Zone basse émission à Bruxelles : la demande d’avis en trente jours sur la proposition MR qui sera examinée
La proposition d’ordonnance du MR visant à réduire sensiblement le montant des amendes liées au non-respect des prochains jalons de restriction d’accès à la zone basse émission (LEZ) reste soumise pour avis au Conseil d’Etat dont la réponse est attendue dans un délai de trente jours.
Elle ne le sera pas selon une procédure en urgence en cinq jours. Ainsi en a décidé vendredi le Bureau élargi de l’assemblée bruxelloise.
Mercredi, l’ouverture des débats en commission avait donné lieu à des échanges électriques à ce propos.
A la fin de l’année 2024, le Parlement bruxellois avait décidé, à l’initiative notamment des libéraux, de reporter l’entrée en vigueur de la zone de basses émissions, qui prévoit l’interdiction de circulation des véhicules diesel Euro 5 et essence Euro 2 dans la capitale à partir du 1er janvier 2026.

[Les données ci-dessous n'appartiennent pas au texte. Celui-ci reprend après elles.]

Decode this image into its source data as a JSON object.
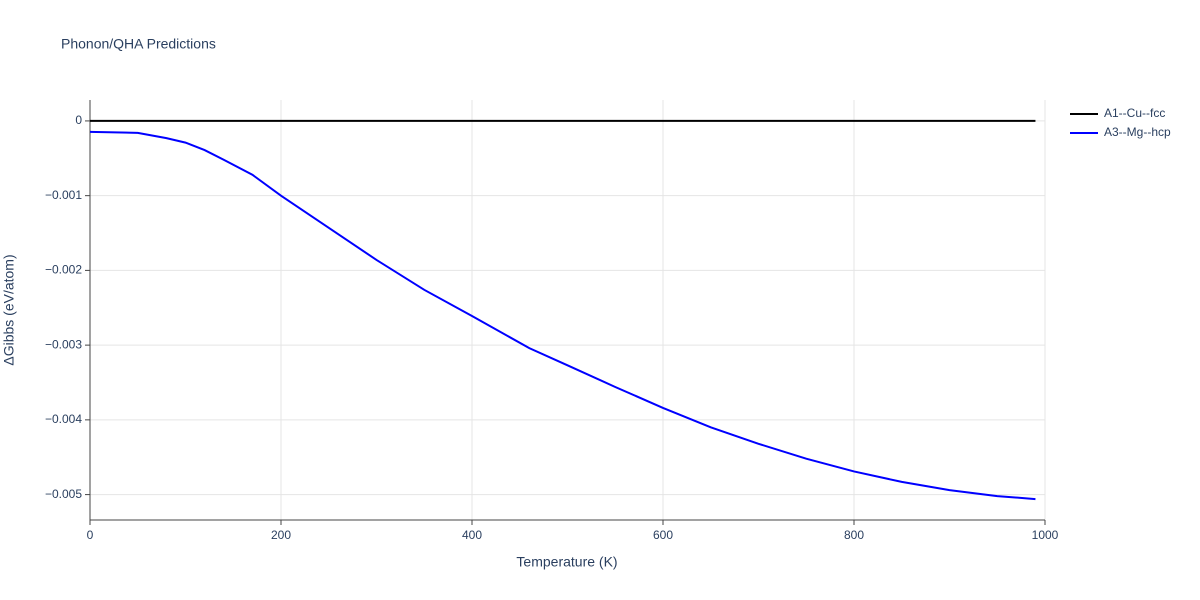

Le MR a déposé une proposition d’ordonnance visant à reporter de trois mois l’entrée en vigueur des amendes, d’en réduire le montant et de les rendre progressives: 15€ durant les deux premiers mois, 25€ du troisième au sixième, et 50€ au-delà.
Pour les adversaires du parti libéral, cette proposition risque à son tour de poser de sérieux problèmes de sécurité juridique. 41 députés e.a. PS, Ecolo, Engagés, DéFI et Groen ont demandé au président du Parlement, Bertin Mampaka (MR) de solliciter l’avis du Conseil d’Etat en trente jours, ce qui a été fait.
Mercredi, la séance de la commission fut très agitée dans le contexte de blocage politique autour de la formation d’un gouvernement de plein exercice.
Elle s’est soldée par une demande au Bureau élargi de se prononcer sur le souhait de 9 députés majoritaires en commission de solliciter un avis non en 30 mais en 5 jours. Cette demande émanait des élus MR appuyés par la N-VA pendant le débat, du CD&V et de la Team Fouad Ahidar.
Vendredi, le bureau élargi, réuni à la demande du MR pour trancher le sujet, n’a pas donné suite à cette demande.
Il ne s’est pas trouvé grand monde pour inciter le président de l’assemblée à envoyer un nouveau courrier au Conseil d’Etat, qui de facto serait revenu sur la demande engagée il y a quelques jours à l’initiative de très nombreux députés.